Chancellor Angela Merkel's government had been eyeing a return to its golden rule of fiscal discipline in 2023, after signing off record borrowings in 2020-2022 to fight the economic blow of the pandemic.

But the plan for 2023 "is now outdated," Economy Minister Peter Altmaier told the Rheinische Post daily.

"The expansion of renewable energies must now go faster than previously planned because of the stricter climate protection law," he said.

The German government last week agreed on more ambitious targets to reduce CO2 emissions, after the country's top court declared a flagship climate law "insufficient".

Under the new plan, Berlin expects to slash emissions by 65 percent by 2030 compared to 1990 levels, going further than the current 55 percent reduction target.

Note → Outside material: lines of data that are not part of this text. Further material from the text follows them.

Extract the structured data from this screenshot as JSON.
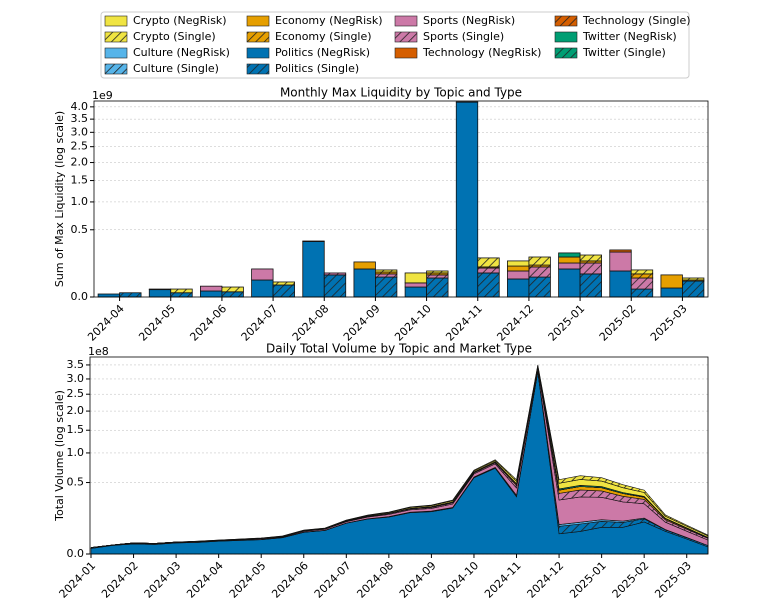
{
  "legend": {
    "series": [
      {
        "name": "Crypto (NegRisk)",
        "color": "#f0e442",
        "hatch": false
      },
      {
        "name": "Crypto (Single)",
        "color": "#f0e442",
        "hatch": true
      },
      {
        "name": "Culture (NegRisk)",
        "color": "#56b4e9",
        "hatch": false
      },
      {
        "name": "Culture (Single)",
        "color": "#56b4e9",
        "hatch": true
      },
      {
        "name": "Economy (NegRisk)",
        "color": "#e69f00",
        "hatch": false
      },
      {
        "name": "Economy (Single)",
        "color": "#e69f00",
        "hatch": true
      },
      {
        "name": "Politics (NegRisk)",
        "color": "#0072b2",
        "hatch": false
      },
      {
        "name": "Politics (Single)",
        "color": "#0072b2",
        "hatch": true
      },
      {
        "name": "Sports (NegRisk)",
        "color": "#cc79a7",
        "hatch": false
      },
      {
        "name": "Sports (Single)",
        "color": "#cc79a7",
        "hatch": true
      },
      {
        "name": "Technology (NegRisk)",
        "color": "#d55e00",
        "hatch": false
      },
      {
        "name": "Technology (Single)",
        "color": "#d55e00",
        "hatch": true
      },
      {
        "name": "Twitter (NegRisk)",
        "color": "#009e73",
        "hatch": false
      },
      {
        "name": "Twitter (Single)",
        "color": "#009e73",
        "hatch": true
      }
    ],
    "columns": 4
  },
  "stack_order": [
    6,
    7,
    2,
    3,
    8,
    9,
    4,
    5,
    10,
    11,
    12,
    13,
    0,
    1
  ],
  "chart_data": [
    {
      "type": "bar",
      "stacked": true,
      "title": "Monthly Max Liquidity by Topic and Type",
      "y_label": "Sum of Max Liquidity (log scale)",
      "y_offset_label": "1e9",
      "yscale": "sqrt",
      "grid": true,
      "categories": [
        "2024-04",
        "2024-05",
        "2024-06",
        "2024-07",
        "2024-08",
        "2024-09",
        "2024-10",
        "2024-11",
        "2024-12",
        "2025-01",
        "2025-02",
        "2025-03"
      ],
      "ylim": [
        0,
        4.25
      ],
      "yticks": [
        {
          "value": 0,
          "label": "0.0"
        },
        0.5,
        {
          "value": 1,
          "label": "1.0"
        },
        1.5,
        {
          "value": 2,
          "label": "2.0"
        },
        2.5,
        {
          "value": 3,
          "label": "3.0"
        },
        3.5,
        {
          "value": 4,
          "label": "4.0"
        }
      ],
      "series": [
        {
          "values": [
            0,
            0,
            0,
            0,
            0,
            0,
            0.042,
            0,
            0.038,
            0,
            0,
            0
          ]
        },
        {
          "values": [
            0,
            0.005,
            0.008,
            0.009,
            0,
            0.012,
            0.011,
            0.069,
            0.064,
            0.051,
            0.022,
            0.008
          ]
        },
        {
          "values": [
            0,
            0,
            0,
            0,
            0,
            0,
            0,
            0,
            0,
            0,
            0,
            0
          ]
        },
        {
          "values": [
            0,
            0,
            0,
            0,
            0,
            0,
            0,
            0,
            0,
            0,
            0,
            0
          ]
        },
        {
          "values": [
            0,
            0,
            0,
            0,
            0,
            0.049,
            0,
            0,
            0.031,
            0.049,
            0,
            0.045
          ]
        },
        {
          "values": [
            0,
            0,
            0,
            0,
            0,
            0.01,
            0.01,
            0.007,
            0.013,
            0.016,
            0.019,
            0.004
          ]
        },
        {
          "values": [
            0.001,
            0.006,
            0.004,
            0.032,
            0.34,
            0.087,
            0.011,
            4.2,
            0.036,
            0.087,
            0.075,
            0.009
          ]
        },
        {
          "values": [
            0.002,
            0.002,
            0.003,
            0.016,
            0.054,
            0.044,
            0.04,
            0.064,
            0.044,
            0.059,
            0.007,
            0.028
          ]
        },
        {
          "values": [
            0,
            0.001,
            0.009,
            0.055,
            0.007,
            0,
            0.011,
            0.01,
            0.039,
            0.041,
            0.149,
            0
          ]
        },
        {
          "values": [
            0,
            0,
            0,
            0,
            0.01,
            0.015,
            0.014,
            0.029,
            0.056,
            0.069,
            0.033,
            0
          ]
        },
        {
          "values": [
            0,
            0,
            0,
            0,
            0,
            0,
            0,
            0,
            0,
            0,
            0.021,
            0
          ]
        },
        {
          "values": [
            0,
            0,
            0,
            0,
            0,
            0,
            0,
            0,
            0,
            0,
            0,
            0
          ]
        },
        {
          "values": [
            0,
            0,
            0,
            0,
            0,
            0,
            0,
            0,
            0,
            0.038,
            0,
            0
          ]
        },
        {
          "values": [
            0,
            0,
            0,
            0,
            0,
            0,
            0,
            0,
            0,
            0,
            0,
            0
          ]
        }
      ]
    },
    {
      "type": "area",
      "stacked": true,
      "title": "Daily Total Volume by Topic and Market Type",
      "y_label": "Total Volume (log scale)",
      "y_offset_label": "1e8",
      "yscale": "sqrt",
      "grid": true,
      "categories": [
        "2024-01",
        null,
        "2024-02",
        null,
        "2024-03",
        null,
        "2024-04",
        null,
        "2024-05",
        null,
        "2024-06",
        null,
        "2024-07",
        null,
        "2024-08",
        null,
        "2024-09",
        null,
        "2024-10",
        null,
        "2024-11",
        null,
        "2024-12",
        null,
        "2025-01",
        null,
        "2025-02",
        null,
        "2025-03",
        null
      ],
      "ylim": [
        0,
        3.8
      ],
      "yticks": [
        {
          "value": 0,
          "label": "0.0"
        },
        0.5,
        {
          "value": 1,
          "label": "1.0"
        },
        1.5,
        {
          "value": 2,
          "label": "2.0"
        },
        2.5,
        {
          "value": 3,
          "label": "3.0"
        },
        3.5
      ],
      "series": [
        {
          "values": [
            0,
            0,
            0,
            0,
            0,
            0.001,
            0.001,
            0.001,
            0.001,
            0.001,
            0.002,
            0.002,
            0.003,
            0.005,
            0.006,
            0.008,
            0.009,
            0.012,
            0.018,
            0.022,
            0.033,
            0.038,
            0.075,
            0.083,
            0.075,
            0.06,
            0.045,
            0.015,
            0.009,
            0.005
          ]
        },
        {
          "values": [
            0,
            0,
            0,
            0,
            0,
            0,
            0,
            0,
            0,
            0.001,
            0.001,
            0.001,
            0.002,
            0.003,
            0.004,
            0.005,
            0.006,
            0.008,
            0.012,
            0.015,
            0.022,
            0.025,
            0.05,
            0.055,
            0.05,
            0.04,
            0.03,
            0.01,
            0.006,
            0.003
          ]
        },
        {
          "values": [
            0,
            0,
            0,
            0,
            0,
            0,
            0,
            0,
            0,
            0,
            0,
            0,
            0,
            0,
            0.001,
            0.001,
            0.001,
            0.001,
            0.002,
            0.003,
            0.004,
            0.004,
            0.01,
            0.011,
            0.01,
            0.008,
            0.006,
            0.002,
            0.001,
            0
          ]
        },
        {
          "values": [
            0,
            0,
            0,
            0,
            0,
            0,
            0,
            0,
            0,
            0,
            0,
            0,
            0,
            0,
            0,
            0,
            0,
            0,
            0,
            0,
            0,
            0,
            0,
            0,
            0,
            0,
            0,
            0,
            0,
            0
          ]
        },
        {
          "values": [
            0,
            0,
            0,
            0,
            0,
            0,
            0,
            0,
            0,
            0,
            0,
            0.001,
            0.002,
            0.002,
            0.003,
            0.004,
            0.005,
            0.006,
            0.01,
            0.012,
            0.018,
            0.02,
            0.04,
            0.044,
            0.04,
            0.032,
            0.024,
            0.008,
            0.005,
            0.002
          ]
        },
        {
          "values": [
            0,
            0,
            0,
            0,
            0,
            0,
            0,
            0,
            0,
            0,
            0,
            0,
            0,
            0,
            0,
            0,
            0,
            0,
            0,
            0,
            0,
            0,
            0,
            0,
            0,
            0,
            0,
            0,
            0,
            0
          ]
        },
        {
          "values": [
            0.003,
            0.007,
            0.01,
            0.009,
            0.012,
            0.013,
            0.016,
            0.018,
            0.02,
            0.026,
            0.046,
            0.054,
            0.093,
            0.119,
            0.133,
            0.167,
            0.175,
            0.206,
            0.57,
            0.72,
            0.32,
            3.25,
            0.04,
            0.05,
            0.07,
            0.07,
            0.1,
            0.05,
            0.022,
            0.005
          ]
        },
        {
          "values": [
            0.001,
            0.001,
            0.001,
            0.001,
            0.001,
            0.001,
            0.001,
            0.001,
            0.001,
            0.001,
            0.001,
            0.001,
            0.001,
            0.002,
            0.003,
            0.003,
            0.004,
            0.006,
            0.008,
            0.011,
            0.015,
            0.017,
            0.035,
            0.038,
            0.035,
            0.028,
            0.021,
            0.007,
            0.004,
            0.002
          ]
        },
        {
          "values": [
            0,
            0,
            0.001,
            0.001,
            0.001,
            0.001,
            0.001,
            0.002,
            0.002,
            0.002,
            0.004,
            0.005,
            0.008,
            0.012,
            0.016,
            0.02,
            0.024,
            0.032,
            0.048,
            0.06,
            0.088,
            0.1,
            0.2,
            0.22,
            0.2,
            0.16,
            0.12,
            0.04,
            0.024,
            0.012
          ]
        },
        {
          "values": [
            0,
            0,
            0,
            0,
            0,
            0,
            0,
            0,
            0.001,
            0.001,
            0.002,
            0.002,
            0.003,
            0.005,
            0.006,
            0.008,
            0.009,
            0.012,
            0.018,
            0.022,
            0.033,
            0.038,
            0.075,
            0.083,
            0.075,
            0.06,
            0.045,
            0.015,
            0.009,
            0.005
          ]
        },
        {
          "values": [
            0,
            0,
            0,
            0,
            0,
            0,
            0,
            0,
            0,
            0,
            0,
            0,
            0,
            0,
            0,
            0,
            0,
            0,
            0,
            0,
            0,
            0,
            0,
            0,
            0,
            0,
            0,
            0,
            0,
            0
          ]
        },
        {
          "values": [
            0,
            0,
            0,
            0,
            0,
            0,
            0,
            0,
            0,
            0,
            0,
            0,
            0,
            0,
            0,
            0,
            0,
            0,
            0,
            0,
            0,
            0,
            0,
            0,
            0,
            0,
            0,
            0,
            0,
            0
          ]
        },
        {
          "values": [
            0,
            0,
            0,
            0,
            0,
            0,
            0,
            0,
            0,
            0,
            0,
            0,
            0.001,
            0.001,
            0.001,
            0.001,
            0.002,
            0.003,
            0.004,
            0.005,
            0.007,
            0.008,
            0.015,
            0.016,
            0.015,
            0.012,
            0.009,
            0.003,
            0.002,
            0.001
          ]
        },
        {
          "values": [
            0,
            0,
            0,
            0,
            0,
            0,
            0,
            0,
            0,
            0,
            0,
            0,
            0,
            0,
            0,
            0,
            0,
            0,
            0,
            0,
            0,
            0,
            0,
            0,
            0,
            0,
            0,
            0,
            0,
            0
          ]
        }
      ]
    }
  ]
}
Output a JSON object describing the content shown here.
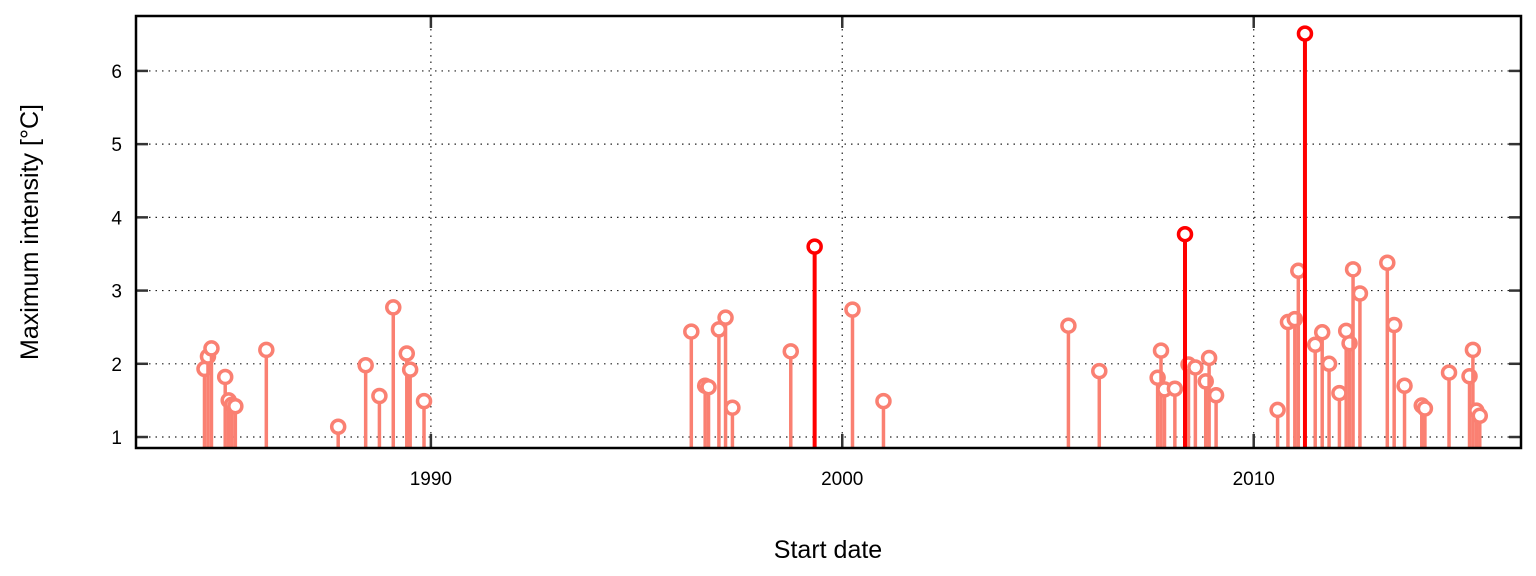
{
  "chart_data": {
    "type": "scatter",
    "subtype": "stem",
    "xlabel": "Start date",
    "ylabel": "Maximum intensity [°C]",
    "x_ticks": [
      "1990",
      "2000",
      "2010"
    ],
    "y_ticks": [
      "1",
      "2",
      "3",
      "4",
      "5",
      "6"
    ],
    "xlim": [
      "1982-11-01",
      "2016-07-01"
    ],
    "ylim": [
      0.85,
      6.75
    ],
    "grid": true,
    "legend": "none",
    "colors": {
      "normal": "#fa8072",
      "highlight": "#ff0000"
    },
    "series": [
      {
        "color": "#fa8072",
        "x": [
          "1984-07-01",
          "1984-08-01",
          "1984-09-01",
          "1985-01-01",
          "1985-02-01",
          "1985-03-01",
          "1985-04-01",
          "1986-01-01",
          "1987-10-01",
          "1988-06-01",
          "1988-10-01",
          "1989-02-01",
          "1989-06-01",
          "1989-07-01",
          "1989-11-01",
          "1996-05-01",
          "1996-09-01",
          "1996-10-01",
          "1997-01-01",
          "1997-03-01",
          "1997-05-01",
          "1998-10-01",
          "2000-04-01",
          "2001-01-01",
          "2005-07-01",
          "2006-04-01",
          "2007-09-01",
          "2007-10-01",
          "2007-11-01",
          "2008-02-01",
          "2008-06-01",
          "2008-08-01",
          "2008-11-01",
          "2008-12-01",
          "2009-02-01",
          "2010-08-01",
          "2010-11-01",
          "2011-01-01",
          "2011-02-01",
          "2011-07-01",
          "2011-09-01",
          "2011-11-01",
          "2012-02-01",
          "2012-04-01",
          "2012-05-01",
          "2012-06-01",
          "2012-08-01",
          "2013-04-01",
          "2013-06-01",
          "2013-09-01",
          "2014-02-01",
          "2014-03-01",
          "2014-10-01",
          "2015-04-01",
          "2015-05-01",
          "2015-06-01",
          "2015-07-01"
        ],
        "y": [
          1.93,
          2.1,
          2.21,
          1.82,
          1.5,
          1.44,
          1.42,
          2.19,
          1.14,
          1.98,
          1.56,
          2.77,
          2.14,
          1.92,
          1.49,
          2.44,
          1.7,
          1.68,
          2.47,
          2.63,
          1.4,
          2.17,
          2.74,
          1.49,
          2.52,
          1.9,
          1.81,
          2.18,
          1.65,
          1.66,
          1.99,
          1.95,
          1.76,
          2.08,
          1.57,
          1.37,
          2.57,
          2.61,
          3.27,
          2.26,
          2.43,
          2.0,
          1.6,
          2.45,
          2.28,
          3.29,
          2.96,
          3.38,
          2.53,
          1.7,
          1.43,
          1.39,
          1.88,
          1.83,
          2.19,
          1.36,
          1.29
        ]
      },
      {
        "color": "#ff0000",
        "x": [
          "1999-05-01",
          "2008-05-01",
          "2011-04-01"
        ],
        "y": [
          3.6,
          3.77,
          6.51
        ]
      }
    ]
  }
}
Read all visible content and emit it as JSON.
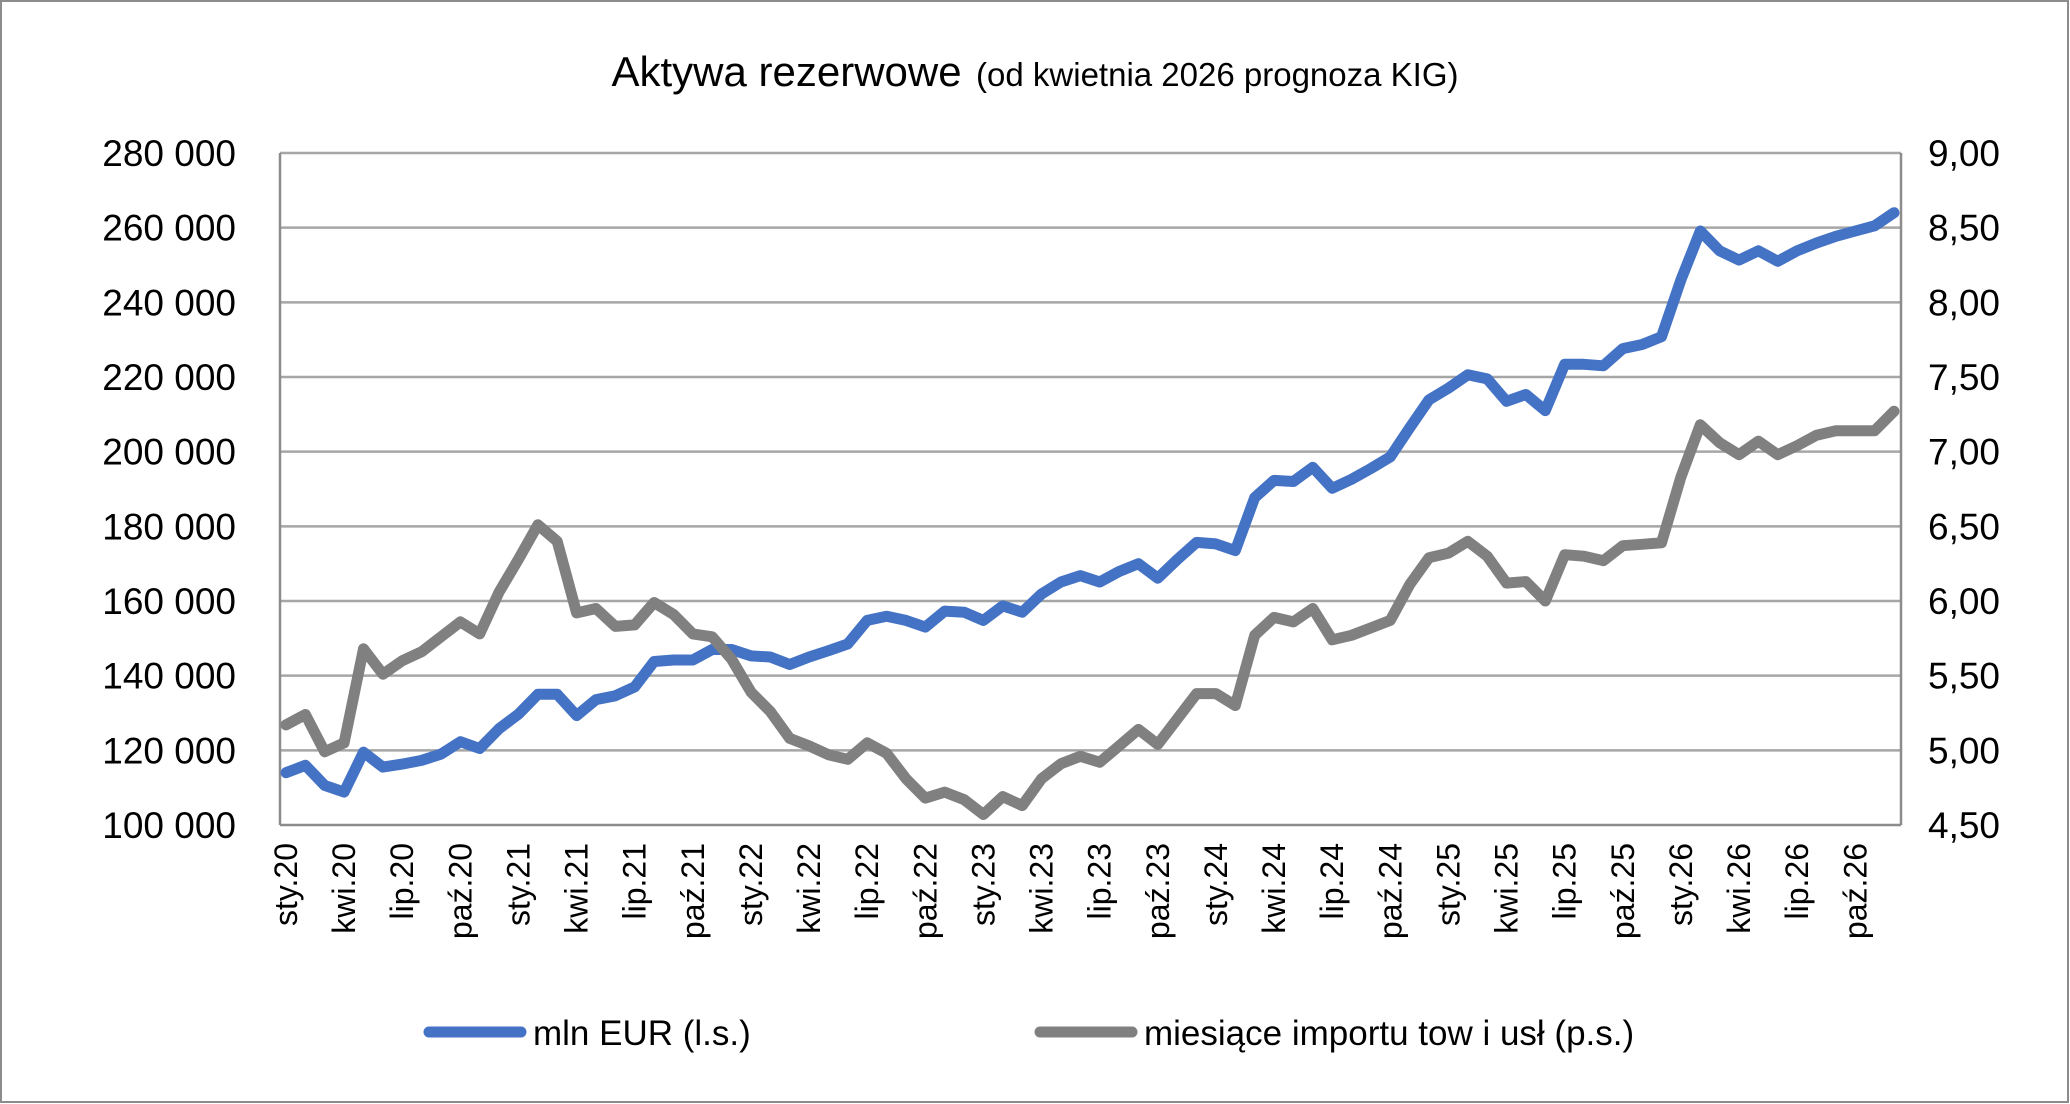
{
  "chart_data": {
    "type": "line",
    "title": "Aktywa rezerwowe",
    "subtitle": "(od kwietnia 2026 prognoza KIG)",
    "x_tick_labels": [
      "sty.20",
      "kwi.20",
      "lip.20",
      "paź.20",
      "sty.21",
      "kwi.21",
      "lip.21",
      "paź.21",
      "sty.22",
      "kwi.22",
      "lip.22",
      "paź.22",
      "sty.23",
      "kwi.23",
      "lip.23",
      "paź.23",
      "sty.24",
      "kwi.24",
      "lip.24",
      "paź.24",
      "sty.25",
      "kwi.25",
      "lip.25",
      "paź.25",
      "sty.26",
      "kwi.26",
      "lip.26",
      "paź.26"
    ],
    "x_range": [
      "sty.20",
      "gru.26"
    ],
    "x_frequency": "monthly",
    "y_left": {
      "range": [
        100000,
        280000
      ],
      "ticks": [
        "100 000",
        "120 000",
        "140 000",
        "160 000",
        "180 000",
        "200 000",
        "220 000",
        "240 000",
        "260 000",
        "280 000"
      ]
    },
    "y_right": {
      "range": [
        4.5,
        9.0
      ],
      "ticks": [
        "4,50",
        "5,00",
        "5,50",
        "6,00",
        "6,50",
        "7,00",
        "7,50",
        "8,00",
        "8,50",
        "9,00"
      ]
    },
    "grid": true,
    "legend_position": "bottom",
    "series": [
      {
        "name": "mln EUR (l.s.)",
        "axis": "left",
        "color": "#4472C4",
        "values": [
          114000,
          116000,
          110600,
          108800,
          119500,
          115500,
          116300,
          117300,
          119000,
          122300,
          120500,
          125800,
          129700,
          135000,
          135000,
          129300,
          133600,
          134600,
          137000,
          143800,
          144200,
          144200,
          147000,
          147000,
          145300,
          145000,
          143000,
          145000,
          146700,
          148500,
          154800,
          155900,
          154800,
          153000,
          157300,
          157000,
          154800,
          158700,
          157000,
          161900,
          165100,
          166800,
          165100,
          167900,
          170000,
          166100,
          171100,
          175700,
          175300,
          173500,
          187700,
          192300,
          192000,
          195800,
          190200,
          192600,
          195500,
          198600,
          206400,
          213900,
          217000,
          220600,
          219500,
          213500,
          215300,
          211000,
          223400,
          223400,
          223000,
          227600,
          228700,
          230800,
          246000,
          259100,
          253800,
          251300,
          253800,
          251000,
          253800,
          255900,
          257700,
          259100,
          260500,
          264000
        ]
      },
      {
        "name": "miesiące importu tow i usł (p.s.)",
        "axis": "right",
        "color": "#808080",
        "values": [
          5.17,
          5.24,
          4.99,
          5.05,
          5.68,
          5.51,
          5.6,
          5.66,
          5.76,
          5.86,
          5.78,
          6.06,
          6.28,
          6.51,
          6.4,
          5.92,
          5.95,
          5.83,
          5.84,
          5.99,
          5.91,
          5.78,
          5.76,
          5.61,
          5.39,
          5.26,
          5.08,
          5.03,
          4.97,
          4.94,
          5.05,
          4.98,
          4.81,
          4.68,
          4.72,
          4.67,
          4.57,
          4.69,
          4.63,
          4.81,
          4.91,
          4.96,
          4.92,
          5.03,
          5.14,
          5.04,
          5.21,
          5.38,
          5.38,
          5.3,
          5.77,
          5.89,
          5.86,
          5.95,
          5.74,
          5.77,
          5.82,
          5.87,
          6.11,
          6.29,
          6.32,
          6.4,
          6.3,
          6.12,
          6.13,
          6.0,
          6.31,
          6.3,
          6.27,
          6.37,
          6.38,
          6.39,
          6.83,
          7.18,
          7.06,
          6.98,
          7.07,
          6.98,
          7.04,
          7.11,
          7.14,
          7.14,
          7.14,
          7.27
        ]
      }
    ]
  }
}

The cut will reach 88 percent by 2040, with the goal of bringing Germany to carbon neutrality by 2045, five years earlier than previously expected.

Altmaier said this means that the state will have to dig deeper to fund the expansion of renewable energy production, so that consumers are not left with rising electricity bills.

Nevertheless, the minister said it would be "doable" to pass "a solid federal budget in 2023 or 2024 that does not call for an exception to the balanced budget rules".

After maintaining a budget surplus for the last decade, the economic slump caused by the pandemic has forced Berlin to suspend its constitutionally enshrined no-new-debt rule forbidding the government from borrowing more than 0.35 percent of gross domestic product (GDP) in a year.

Total new debt taken on for 2020 and 2021 reached 370 billion euros, with an extra 85.1 billion planned for 2022.

However, with a general election coming in September, environmental issues have soared to the top of the political agenda as the Green party is now leading opinion polls ahead of Merkel's conservatives.